Pöyry has delivered these skills for EPC and EPCM projects in the UK and internationally around the globe. Pöyry achieves this with local teams that utilise their own specialists but with the support of more technical specialists, discipline specialists and general engineering resources from within the EBG’s Global Competence Lines and the wider Pöyry group when needed.

Pöyry has proven successful development and delivery experience in the UK through completed projects at Allington (EfW, owner’s engineer), Shotton and Irvine (biomass CHP, engineering for EPCM delivery) and SAICA in Manchester (Board mill, EPCM delivery) as well as the development of many others. These projects have been successfully delivered using resources from offices in the UK, Germany (Hamburg), Switzerland (Zurich) and Finland (Helsinki), all of which have engineers who are well versed in the requirements of the UK market and the needs that are driven by project financing.


2 PÖYRY’S BIO-RENEWABLES CAPABILITIES

2.1 Range of Services Pöyry covers the entire Bio-Renewables marketing and utilisation value chain, using state-of-the-art methods and technologies in the areas of energy, fuel supply (i.e. waste, SRF, wood and waste wood) and power generation.
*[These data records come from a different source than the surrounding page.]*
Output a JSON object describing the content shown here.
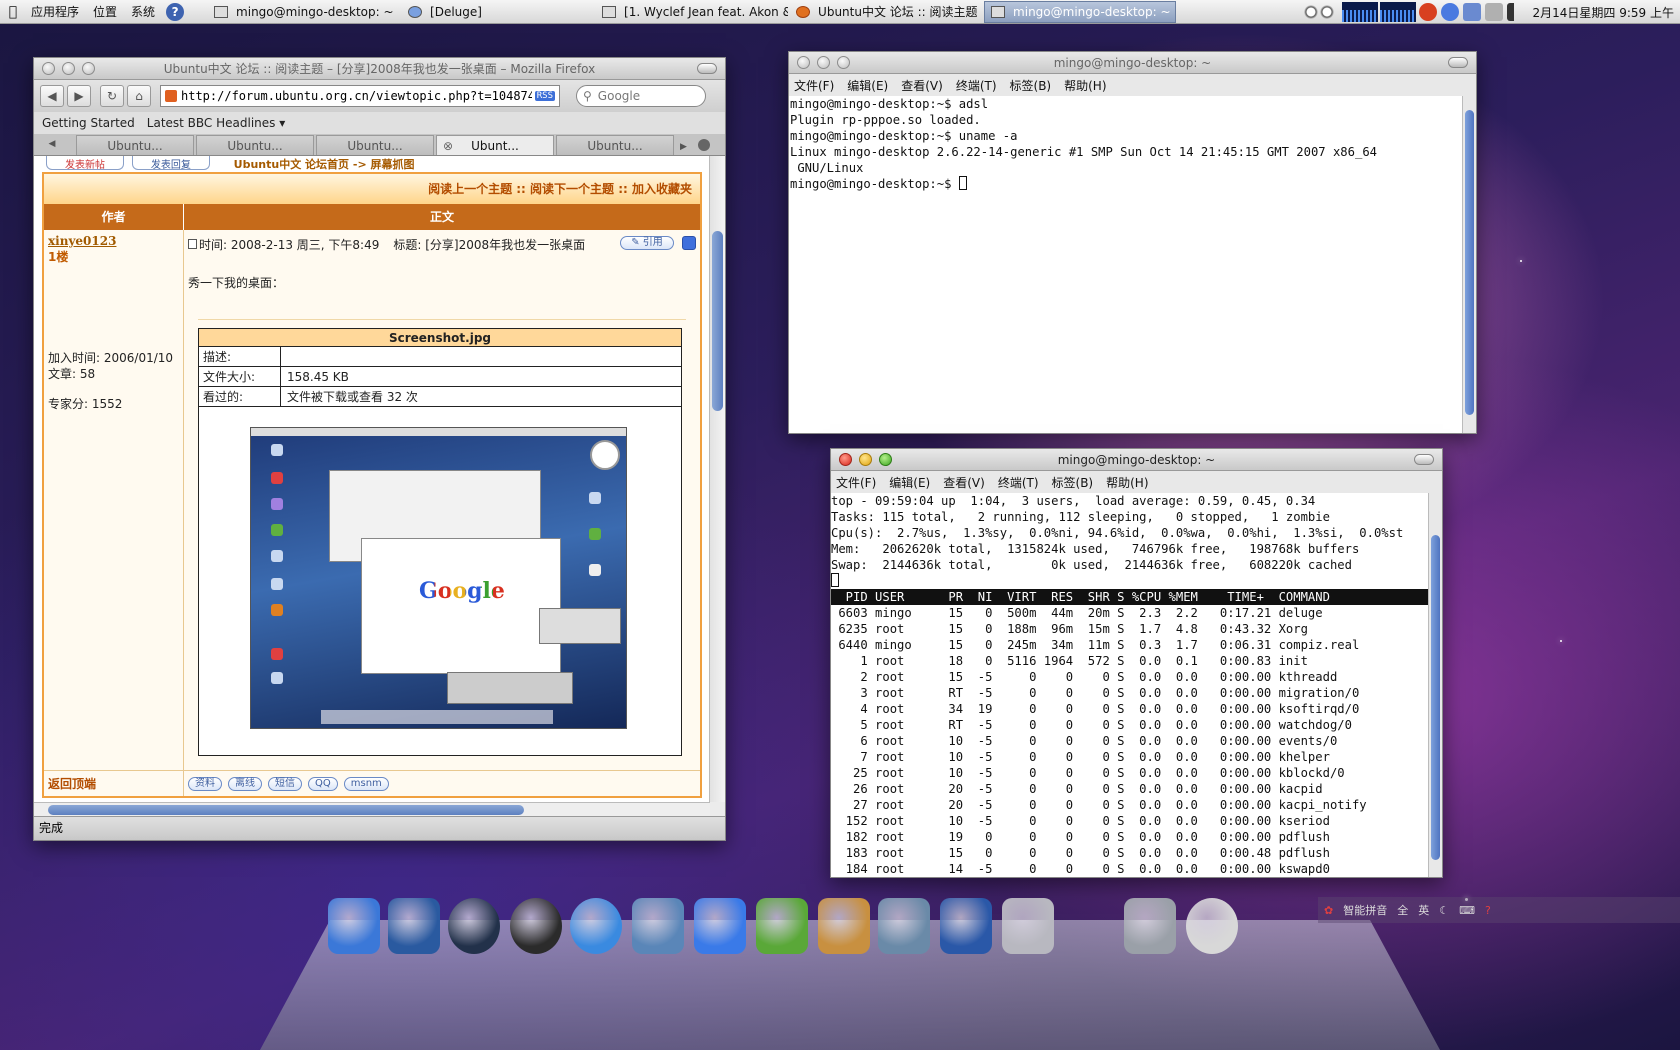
{
  "top_panel": {
    "menus": [
      "应用程序",
      "位置",
      "系统"
    ],
    "tasks": [
      {
        "label": "mingo@mingo-desktop: ~",
        "active": false
      },
      {
        "label": "[Deluge]",
        "active": false
      },
      {
        "label": "[1. Wyclef Jean feat. Akon &...",
        "active": false
      },
      {
        "label": "Ubuntu中文 论坛 :: 阅读主题 ...",
        "active": false
      },
      {
        "label": "mingo@mingo-desktop: ~",
        "active": true
      }
    ],
    "clock": "2月14日星期四  9:59 上午"
  },
  "firefox": {
    "title": "Ubuntu中文 论坛 :: 阅读主题 – [分享]2008年我也发一张桌面 – Mozilla Firefox",
    "url": "http://forum.ubuntu.org.cn/viewtopic.php?t=104874",
    "rss": "RSS",
    "search_placeholder": "Google",
    "bookmarks": [
      "Getting Started",
      "Latest BBC Headlines ▾"
    ],
    "tabs": [
      "Ubuntu...",
      "Ubuntu...",
      "Ubuntu...",
      "Ubunt...",
      "Ubuntu..."
    ],
    "status": "完成",
    "page": {
      "top_buttons": [
        "发表新帖",
        "发表回复"
      ],
      "breadcrumb": "Ubuntu中文 论坛首页  -> 屏幕抓图",
      "topic_nav": "阅读上一个主题 :: 阅读下一个主题 :: 加入收藏夹",
      "col_author": "作者",
      "col_body": "正文",
      "author": {
        "name": "xinye0123",
        "floor": "1楼",
        "joined": "加入时间: 2006/01/10",
        "posts": "文章: 58",
        "points": "专家分: 1552"
      },
      "post_time": "时间: 2008-2-13 周三, 下午8:49",
      "post_subject": "标题: [分享]2008年我也发一张桌面",
      "quote": "引用",
      "body_text": "秀一下我的桌面：",
      "attachment": {
        "filename": "Screenshot.jpg",
        "rows": [
          {
            "key": "描述:",
            "value": ""
          },
          {
            "key": "文件大小:",
            "value": "158.45 KB"
          },
          {
            "key": "看过的:",
            "value": "文件被下载或查看 32 次"
          }
        ],
        "thumb_logo": "Google"
      },
      "back_to_top": "返回顶端",
      "profile_buttons": [
        "资料",
        "离线",
        "短信",
        "QQ",
        "msnm"
      ]
    }
  },
  "term1": {
    "title": "mingo@mingo-desktop: ~",
    "menu": [
      "文件(F)",
      "编辑(E)",
      "查看(V)",
      "终端(T)",
      "标签(B)",
      "帮助(H)"
    ],
    "lines": [
      "mingo@mingo-desktop:~$ adsl",
      "Plugin rp-pppoe.so loaded.",
      "mingo@mingo-desktop:~$ uname -a",
      "Linux mingo-desktop 2.6.22-14-generic #1 SMP Sun Oct 14 21:45:15 GMT 2007 x86_64",
      " GNU/Linux"
    ],
    "prompt": "mingo@mingo-desktop:~$ "
  },
  "term2": {
    "title": "mingo@mingo-desktop: ~",
    "menu": [
      "文件(F)",
      "编辑(E)",
      "查看(V)",
      "终端(T)",
      "标签(B)",
      "帮助(H)"
    ],
    "summary": [
      "top - 09:59:04 up  1:04,  3 users,  load average: 0.59, 0.45, 0.34",
      "Tasks: 115 total,   2 running, 112 sleeping,   0 stopped,   1 zombie",
      "Cpu(s):  2.7%us,  1.3%sy,  0.0%ni, 94.6%id,  0.0%wa,  0.0%hi,  1.3%si,  0.0%st",
      "Mem:   2062620k total,  1315824k used,   746796k free,   198768k buffers",
      "Swap:  2144636k total,        0k used,  2144636k free,   608220k cached"
    ],
    "header": "  PID USER      PR  NI  VIRT  RES  SHR S %CPU %MEM    TIME+  COMMAND",
    "procs": [
      " 6603 mingo     15   0  500m  44m  20m S  2.3  2.2   0:17.21 deluge",
      " 6235 root      15   0  188m  96m  15m S  1.7  4.8   0:43.32 Xorg",
      " 6440 mingo     15   0  245m  34m  11m S  0.3  1.7   0:06.31 compiz.real",
      "    1 root      18   0  5116 1964  572 S  0.0  0.1   0:00.83 init",
      "    2 root      15  -5     0    0    0 S  0.0  0.0   0:00.00 kthreadd",
      "    3 root      RT  -5     0    0    0 S  0.0  0.0   0:00.00 migration/0",
      "    4 root      34  19     0    0    0 S  0.0  0.0   0:00.00 ksoftirqd/0",
      "    5 root      RT  -5     0    0    0 S  0.0  0.0   0:00.00 watchdog/0",
      "    6 root      10  -5     0    0    0 S  0.0  0.0   0:00.00 events/0",
      "    7 root      10  -5     0    0    0 S  0.0  0.0   0:00.00 khelper",
      "   25 root      10  -5     0    0    0 S  0.0  0.0   0:00.00 kblockd/0",
      "   26 root      20  -5     0    0    0 S  0.0  0.0   0:00.00 kacpid",
      "   27 root      20  -5     0    0    0 S  0.0  0.0   0:00.00 kacpi_notify",
      "  152 root      10  -5     0    0    0 S  0.0  0.0   0:00.00 kseriod",
      "  182 root      19   0     0    0    0 S  0.0  0.0   0:00.00 pdflush",
      "  183 root      15   0     0    0    0 S  0.0  0.0   0:00.48 pdflush",
      "  184 root      14  -5     0    0    0 S  0.0  0.0   0:00.00 kswapd0"
    ]
  },
  "dock": {
    "icons": [
      {
        "name": "finder-icon",
        "color": "#3b78d8"
      },
      {
        "name": "spaces-icon",
        "color": "#2a5aa0"
      },
      {
        "name": "time-machine-icon",
        "color": "#22314a"
      },
      {
        "name": "dashboard-icon",
        "color": "#2b2b2b"
      },
      {
        "name": "safari-icon",
        "color": "#3a8ae0"
      },
      {
        "name": "mail-stamp-icon",
        "color": "#5a86b8"
      },
      {
        "name": "ichat-icon",
        "color": "#3a7ae8"
      },
      {
        "name": "itunes-icon",
        "color": "#5aa838"
      },
      {
        "name": "iphoto-icon",
        "color": "#c89040"
      },
      {
        "name": "photo-booth-icon",
        "color": "#6a8aa8"
      },
      {
        "name": "imovie-icon",
        "color": "#2a58a8"
      },
      {
        "name": "mail-at-icon",
        "color": "#b8b8c0"
      },
      {
        "name": "trash-icon",
        "color": "#9aa0a8"
      },
      {
        "name": "clock-icon",
        "color": "#d8d8d8"
      }
    ]
  },
  "ime": {
    "labels": [
      "智能拼音",
      "全",
      "英"
    ]
  }
}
Pöyry’s success is based on a deep understanding of its clients’ core business processes and a mastery of the entire lifecycle of an investment project. Networking and co-operation through our Global Competence Lines enables our teams to fulfil our clients’ objectives by exploiting our corporate experience, our individual talents and our shared skills. Together with our project oriented business approach, we can deliver a full range of leading-edge solutions and services to our clients, globally and locally.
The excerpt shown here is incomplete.